Tegen deze beslissing kan in de volgende gevallen schriftelijk beroep worden ingesteld bij het Centraal Tuchtcollege voor de Gezondheidszorg:

a.     Heeft u de klacht ingediend? Dan kunt u in beroep als

- het college u of uw klacht geheel of gedeeltelijk niet-ontvankelijk heeft verklaard of

- als de klacht geheel of gedeeltelijk ongegrond is verklaard.

Bij een gedeeltelijke niet-ontvankelijkverklaring of een gedeeltelijke ongegrondverklaring kan uw beroep alleen betrekking hebben op dat deel van de beslissing.

b.     Is de klacht tegen u gericht? Dan kunt u altijd in beroep.

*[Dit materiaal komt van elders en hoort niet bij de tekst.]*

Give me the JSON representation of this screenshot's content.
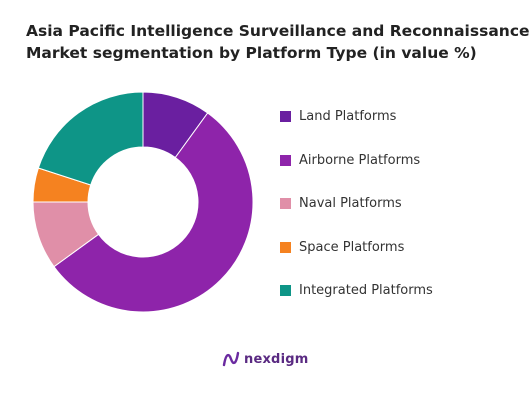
{
  "chart_data": {
    "type": "pie",
    "subtype": "donut",
    "title_lines": [
      "Asia Pacific Intelligence Surveillance and Reconnaissance",
      "Market segmentation by Platform Type (in value %)"
    ],
    "categories": [
      "Land Platforms",
      "Airborne Platforms",
      "Naval Platforms",
      "Space Platforms",
      "Integrated Platforms"
    ],
    "values": [
      10,
      55,
      10,
      5,
      20
    ],
    "colors": [
      "#6a1fa0",
      "#8e24aa",
      "#e08fa8",
      "#f58220",
      "#0e9587"
    ],
    "legend_position": "right"
  },
  "branding": {
    "logo_text": "nexdigm",
    "logo_icon": "nexdigm-wave-icon",
    "logo_color": "#5a2a82"
  }
}
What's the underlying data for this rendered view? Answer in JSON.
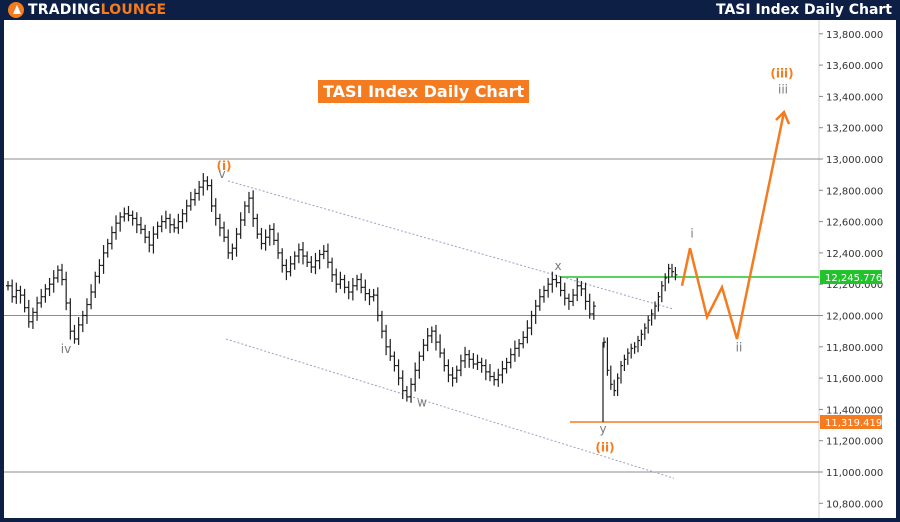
{
  "header": {
    "logo_brand": "TradingLounge",
    "logo_text_part1": "TRADING",
    "logo_text_part2": "LOUNGE",
    "title": "TASI Index Daily Chart"
  },
  "chart_data": {
    "type": "line",
    "title": "TASI Index Daily Chart",
    "subtitle": "",
    "xlabel": "",
    "ylabel": "",
    "ylim": [
      10700,
      13900
    ],
    "y_ticks": [
      13800,
      13600,
      13400,
      13200,
      13000,
      12800,
      12600,
      12400,
      12200,
      12000,
      11800,
      11600,
      11400,
      11200,
      11000,
      10800
    ],
    "y_tick_labels": [
      "13,800.000",
      "13,600.000",
      "13,400.000",
      "13,200.000",
      "13,000.000",
      "12,800.000",
      "12,600.000",
      "12,400.000",
      "12,200.000",
      "12,000.000",
      "11,800.000",
      "11,600.000",
      "11,400.000",
      "11,200.000",
      "11,000.000",
      "10,800.000"
    ],
    "price_markers": [
      {
        "label": "12,245.776",
        "value": 12245.776,
        "color": "#22c32a"
      },
      {
        "label": "11,319.419",
        "value": 11319.419,
        "color": "#f47b20"
      }
    ],
    "horizontal_levels": [
      13000,
      12000,
      11000
    ],
    "price_series": {
      "name": "",
      "close": [
        12190,
        12120,
        12160,
        12130,
        12050,
        11960,
        12020,
        12080,
        12120,
        12170,
        12200,
        12240,
        12290,
        12230,
        12080,
        11900,
        11850,
        11940,
        12000,
        12070,
        12150,
        12250,
        12320,
        12400,
        12460,
        12530,
        12590,
        12630,
        12650,
        12640,
        12620,
        12580,
        12550,
        12500,
        12450,
        12520,
        12570,
        12600,
        12620,
        12580,
        12560,
        12600,
        12650,
        12700,
        12740,
        12780,
        12820,
        12860,
        12830,
        12700,
        12620,
        12560,
        12500,
        12400,
        12430,
        12520,
        12610,
        12700,
        12750,
        12620,
        12520,
        12460,
        12500,
        12550,
        12480,
        12400,
        12320,
        12280,
        12330,
        12380,
        12420,
        12380,
        12340,
        12310,
        12350,
        12390,
        12410,
        12340,
        12260,
        12200,
        12230,
        12180,
        12150,
        12190,
        12230,
        12180,
        12140,
        12120,
        12130,
        12000,
        11900,
        11800,
        11740,
        11680,
        11600,
        11520,
        11480,
        11560,
        11650,
        11740,
        11810,
        11870,
        11900,
        11830,
        11760,
        11680,
        11620,
        11600,
        11650,
        11710,
        11750,
        11720,
        11690,
        11700,
        11680,
        11640,
        11610,
        11590,
        11620,
        11660,
        11700,
        11750,
        11790,
        11820,
        11860,
        11920,
        12000,
        12060,
        12120,
        12160,
        12200,
        12230,
        12210,
        12160,
        12110,
        12090,
        12130,
        12190,
        12170,
        12090,
        12010,
        12060
      ],
      "close_after_gap": [
        11830,
        11650,
        11560,
        11520,
        11600,
        11680,
        11720,
        11760,
        11790,
        11800,
        11840,
        11880,
        11920,
        11970,
        12010,
        12060,
        12120,
        12190,
        12240,
        12300,
        12280,
        12260
      ]
    },
    "projection_series": {
      "name": "",
      "color": "#f47b20",
      "values": [
        12190,
        12430,
        11990,
        12180,
        11850,
        13300
      ]
    },
    "channel_lines": [
      {
        "from": [
          0,
          12860
        ],
        "to": [
          100,
          12040
        ]
      },
      {
        "from": [
          0,
          11850
        ],
        "to": [
          100,
          10960
        ]
      }
    ],
    "wave_labels": [
      {
        "text": "(i)",
        "color": "#f47b20",
        "value": 12930
      },
      {
        "text": "v",
        "color": "#7a7a7a",
        "value": 12880
      },
      {
        "text": "iv",
        "color": "#7a7a7a",
        "value": 11760
      },
      {
        "text": "w",
        "color": "#7a7a7a",
        "value": 11420
      },
      {
        "text": "x",
        "color": "#7a7a7a",
        "value": 12290
      },
      {
        "text": "y",
        "color": "#7a7a7a",
        "value": 11250
      },
      {
        "text": "(ii)",
        "color": "#f47b20",
        "value": 11130
      },
      {
        "text": "i",
        "color": "#7a7a7a",
        "value": 12500
      },
      {
        "text": "ii",
        "color": "#7a7a7a",
        "value": 11770
      },
      {
        "text": "(iii)",
        "color": "#f47b20",
        "value": 13520
      },
      {
        "text": "iii",
        "color": "#7a7a7a",
        "value": 13420
      }
    ],
    "grid": false,
    "legend": "none"
  },
  "colors": {
    "frame": "#0d1f45",
    "background": "#ffffff",
    "accent": "#f47b20",
    "support_line": "#22c32a",
    "candles": "#1e1e1e",
    "channel": "#9aa0c8",
    "level_lines": "#8c8c8c"
  }
}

c.     Ook de inspecteur van de Inspectie Gezondheidszorg en Jeugd kan beroep instellen.

U moet het beroepschrift richten aan het Centraal Tuchtcollege voor de Gezondheidszorg, maar opsturen naar de secretaris van het Regionaal Tuchtcollege voor de Gezondheidszorg te Zwolle. Daar moet het zijn ontvangen binnen zes weken nadat de beslissing aan u is verstuurd.

Als u beroep instelt, moet u € 50,- griffierecht betalen aan het Centraal Tuchtcollege voor de Gezondheidszorg. U ontvangt hierover bericht. Als u geheel of gedeeltelijk in het gelijk wordt gesteld, wordt het griffierecht aan u terugbetaald.